For their Eid celebrations, a few women even went out in public in knee-length skirts or without headscarves, just like they did in the days when the government of Saddam Hussein maintained a largely secular society. With the rise of religious parties and militias in recent years, most women now cover their hair and wear long robes or skirts.
“They’re not wearing the scarf because they feel safer,” said Um Ali, 53, a seamstress, who had accompanied her two teenage daughters to an ice-cream shop in the middle-class neighbourhood of Karradah. She also declined to give her full name.

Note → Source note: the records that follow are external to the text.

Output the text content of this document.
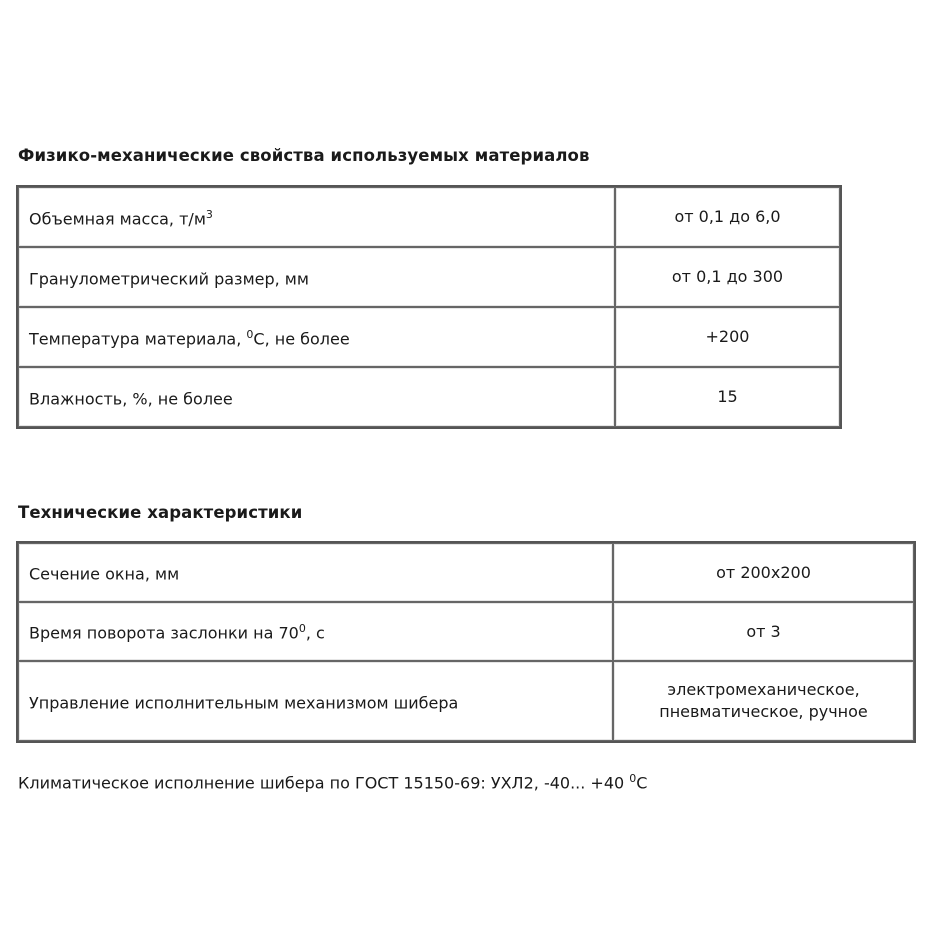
Физико-механические свойства используемых материалов
Объемная масса, $т/м^3$	от 0,1 до 6,0
Гранулометрический размер, мм	от 0,1 до 300
Температура материала, $^0$С, не более	+200
Влажность, %, не более	15
Технические характеристики
Сечение окна, мм	от 200х200
Время поворота заслонки на $70^0$, с	от 3
Управление исполнительным механизмом шибера	электромеханическое,
пневматическое, ручное
Климатическое исполнение шибера по ГОСТ 15150-69: УХЛ2, -40... +40 $^0$С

But such boldness was rare. And for many, the hope brought by the decline in violence was overshadowed by the pain and suffering they have experienced.
Abu Muhammad, 52, a journalist, brought his wife, son and nephew to Zawra park. But most of their relatives had fled Iraq in recent years because of kidnapping threats and violence. Abu Muhammad said he doesn’t think it is safe enough for them to return.
“We can’t feel this is Eid,” he said. “It’s Eid when you’re with your family.”